23 de mayo de 2018
La Reforma del 18 fue una rebelión estudiantil que supo leer con lucidez aquella hora histórica. Su «Manifiesto liminar» denunciaba y anunciaba la exigencia de un nuevo modelo universitario inscripto en las urgencias universales y latinoamericanas: «Hombres de una república libre, acabamos de romper la última cadena que en pleno siglo XX nos ataba a la antigua dominación monárquica y monástica. Hemos resuelto llamar a todas las cosas por el nombre que tienen. Córdoba se redime. Desde hoy contamos para el país una vergüenza menos y una libertad más. Los dolores que nos quedan son las libertades que nos faltan. Creemos no equivocarnos, las resonancias del corazón nos lo advierten: estamos pisando sobre una revolución, estamos viviendo una hora americana». El proverbio que –con sabiduría– señala que «lo único seguro es el futuro porque el pasado cambia todo el tiempo» nos interpela para pensar cuál es la vigencia de aquel fértil movimiento estudiantil que proclamó el fin de una universidad clerical del privilegio y promovió la creación de una universidad democrática, científica, popular y latinoamericanista. En 2008, la Conferencia Regional de Educación Superior, realizada en Cartagena de Indias, Colombia, definió a la educación superior como «un bien público, un derecho humano y universal y un deber del Estado». Este mandato fue recogido en Argentina y el Congreso Nacional sancionó en octubre de 2015 la Ley de Implementación Efectiva de la Responsabilidad del Estado en el nivel de Educación Superior (Nº 27.204).
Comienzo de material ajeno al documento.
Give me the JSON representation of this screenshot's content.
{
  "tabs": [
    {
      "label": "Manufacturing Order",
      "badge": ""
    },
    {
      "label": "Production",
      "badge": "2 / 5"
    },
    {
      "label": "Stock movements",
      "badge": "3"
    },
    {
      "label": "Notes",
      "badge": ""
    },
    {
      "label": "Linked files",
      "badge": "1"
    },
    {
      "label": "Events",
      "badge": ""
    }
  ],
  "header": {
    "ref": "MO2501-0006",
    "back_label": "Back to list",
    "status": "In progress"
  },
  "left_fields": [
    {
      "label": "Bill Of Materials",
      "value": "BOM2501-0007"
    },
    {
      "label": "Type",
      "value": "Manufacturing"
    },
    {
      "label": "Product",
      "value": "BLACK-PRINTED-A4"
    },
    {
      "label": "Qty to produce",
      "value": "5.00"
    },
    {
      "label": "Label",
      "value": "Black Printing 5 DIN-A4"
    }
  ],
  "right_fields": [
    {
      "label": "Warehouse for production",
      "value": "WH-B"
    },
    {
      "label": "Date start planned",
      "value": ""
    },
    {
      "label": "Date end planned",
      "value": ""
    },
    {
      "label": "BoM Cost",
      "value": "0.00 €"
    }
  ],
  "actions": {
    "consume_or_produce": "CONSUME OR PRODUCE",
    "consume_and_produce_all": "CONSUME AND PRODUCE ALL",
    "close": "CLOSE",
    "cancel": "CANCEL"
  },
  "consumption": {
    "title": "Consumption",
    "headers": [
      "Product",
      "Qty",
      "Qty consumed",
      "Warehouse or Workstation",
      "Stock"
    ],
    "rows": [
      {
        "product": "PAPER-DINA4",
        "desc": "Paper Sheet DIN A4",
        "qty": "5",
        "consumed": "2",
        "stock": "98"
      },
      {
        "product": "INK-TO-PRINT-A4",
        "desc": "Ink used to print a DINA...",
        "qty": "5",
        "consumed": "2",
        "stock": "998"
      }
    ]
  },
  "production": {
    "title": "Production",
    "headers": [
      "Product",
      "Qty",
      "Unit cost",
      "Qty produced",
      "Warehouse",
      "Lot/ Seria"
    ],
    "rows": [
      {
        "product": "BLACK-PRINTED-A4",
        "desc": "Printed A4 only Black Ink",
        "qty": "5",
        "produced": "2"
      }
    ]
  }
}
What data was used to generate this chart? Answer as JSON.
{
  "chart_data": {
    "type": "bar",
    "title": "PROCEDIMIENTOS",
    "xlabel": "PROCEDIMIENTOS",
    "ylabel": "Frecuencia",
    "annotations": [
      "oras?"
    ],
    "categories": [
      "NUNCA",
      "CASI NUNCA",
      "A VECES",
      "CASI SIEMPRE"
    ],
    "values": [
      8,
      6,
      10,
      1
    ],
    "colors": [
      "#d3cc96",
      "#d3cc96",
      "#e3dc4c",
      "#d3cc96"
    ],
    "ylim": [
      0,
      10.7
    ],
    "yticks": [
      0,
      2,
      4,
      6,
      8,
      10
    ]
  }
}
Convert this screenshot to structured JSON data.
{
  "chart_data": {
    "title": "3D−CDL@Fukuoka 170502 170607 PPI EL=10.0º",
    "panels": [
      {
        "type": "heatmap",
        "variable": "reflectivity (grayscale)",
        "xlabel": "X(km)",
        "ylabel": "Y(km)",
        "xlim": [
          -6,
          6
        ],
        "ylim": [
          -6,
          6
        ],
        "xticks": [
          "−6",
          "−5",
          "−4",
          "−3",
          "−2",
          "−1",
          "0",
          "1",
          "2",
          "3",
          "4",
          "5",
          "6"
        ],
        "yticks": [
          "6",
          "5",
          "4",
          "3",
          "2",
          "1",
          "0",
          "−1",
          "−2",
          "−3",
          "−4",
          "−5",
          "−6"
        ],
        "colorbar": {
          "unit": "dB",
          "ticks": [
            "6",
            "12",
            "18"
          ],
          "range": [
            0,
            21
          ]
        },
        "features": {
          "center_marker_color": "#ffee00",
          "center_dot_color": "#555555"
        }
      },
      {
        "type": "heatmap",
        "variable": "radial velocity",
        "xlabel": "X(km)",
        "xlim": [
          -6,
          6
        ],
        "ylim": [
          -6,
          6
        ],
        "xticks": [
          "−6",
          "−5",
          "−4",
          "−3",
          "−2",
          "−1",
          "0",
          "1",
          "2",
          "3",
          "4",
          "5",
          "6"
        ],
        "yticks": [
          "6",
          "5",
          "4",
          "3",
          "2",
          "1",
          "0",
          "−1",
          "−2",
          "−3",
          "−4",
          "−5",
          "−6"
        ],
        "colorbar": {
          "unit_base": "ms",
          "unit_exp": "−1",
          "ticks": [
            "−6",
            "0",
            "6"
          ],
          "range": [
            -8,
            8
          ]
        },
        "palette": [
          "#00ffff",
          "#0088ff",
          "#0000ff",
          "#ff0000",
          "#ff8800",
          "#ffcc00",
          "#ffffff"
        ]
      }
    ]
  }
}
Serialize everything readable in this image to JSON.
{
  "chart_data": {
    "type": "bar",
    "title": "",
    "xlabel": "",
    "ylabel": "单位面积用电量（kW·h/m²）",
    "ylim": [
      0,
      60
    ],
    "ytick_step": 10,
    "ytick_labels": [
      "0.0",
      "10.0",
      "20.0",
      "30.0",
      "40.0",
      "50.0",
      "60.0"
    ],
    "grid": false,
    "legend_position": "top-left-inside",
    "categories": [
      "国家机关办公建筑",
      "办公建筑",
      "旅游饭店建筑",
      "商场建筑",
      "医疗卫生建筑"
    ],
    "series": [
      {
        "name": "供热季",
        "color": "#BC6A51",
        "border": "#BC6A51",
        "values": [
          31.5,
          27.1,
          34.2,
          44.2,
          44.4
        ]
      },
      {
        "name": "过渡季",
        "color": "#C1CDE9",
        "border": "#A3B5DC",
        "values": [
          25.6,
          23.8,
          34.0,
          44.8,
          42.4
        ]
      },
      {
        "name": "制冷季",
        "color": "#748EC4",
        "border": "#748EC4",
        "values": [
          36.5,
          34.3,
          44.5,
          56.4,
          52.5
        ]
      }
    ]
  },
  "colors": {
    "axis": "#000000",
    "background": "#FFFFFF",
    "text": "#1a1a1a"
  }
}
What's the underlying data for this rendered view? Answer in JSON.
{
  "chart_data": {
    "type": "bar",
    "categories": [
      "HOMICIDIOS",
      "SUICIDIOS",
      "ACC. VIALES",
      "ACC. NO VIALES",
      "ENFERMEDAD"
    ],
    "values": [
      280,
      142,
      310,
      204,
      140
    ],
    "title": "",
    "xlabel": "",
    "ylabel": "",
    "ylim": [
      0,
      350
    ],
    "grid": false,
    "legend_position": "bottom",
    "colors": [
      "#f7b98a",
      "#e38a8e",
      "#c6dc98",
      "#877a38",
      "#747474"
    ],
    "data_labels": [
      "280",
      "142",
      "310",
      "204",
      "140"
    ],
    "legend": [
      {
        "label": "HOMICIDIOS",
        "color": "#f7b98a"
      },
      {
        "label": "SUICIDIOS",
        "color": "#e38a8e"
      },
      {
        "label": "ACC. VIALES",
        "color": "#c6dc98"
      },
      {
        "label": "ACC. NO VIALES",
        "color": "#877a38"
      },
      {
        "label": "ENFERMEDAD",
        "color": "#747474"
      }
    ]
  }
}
Estas definiciones institucionales y legales recogen buena parte del mandato reformista dirigido a la democratización de la universidad.
El siglo XXI, escenario de la reactualización del proyecto de Patria Grande, interpela a las comunidades universitarias, a las organizaciones sociales y culturales, a los partidos políticos y a los poderes del Estado acerca de qué universidad necesita nuestro tiempo.
En agitadas coyunturas históricas de transición es imperioso recuperar el legado de ese fértil acervo abierto en 1918: una universidad sensible y atenta a los problemas nacionales y sociales, una institución democráticamente gobernada, una epistemología del sur y desde el sur, abierta al pueblo, un proyecto colectivo con aportes específicos vinculados a la producción de conocimientos valiosos, a la formación de profesionales comprometidos, a la ligazón con el desarrollo armónico de un sistema educativo formador de pueblos y repúblicas. Las actuales orientaciones tecnocráticas y mercantilistas que campean en el plano mundial, regional y nacional están lejos de dar solución a una supuesta y nunca fundamentada crisis universitaria.
El desfinanciamiento y la descalificación de la universidad y la ciencia soberanas no hacen sino generar plataformas de resistencia y de construcción alternativa. Hoy, como en 1918, la universidad debe y puede ser reinventada entre los huracanados vientos de una historia que no ha finalizado.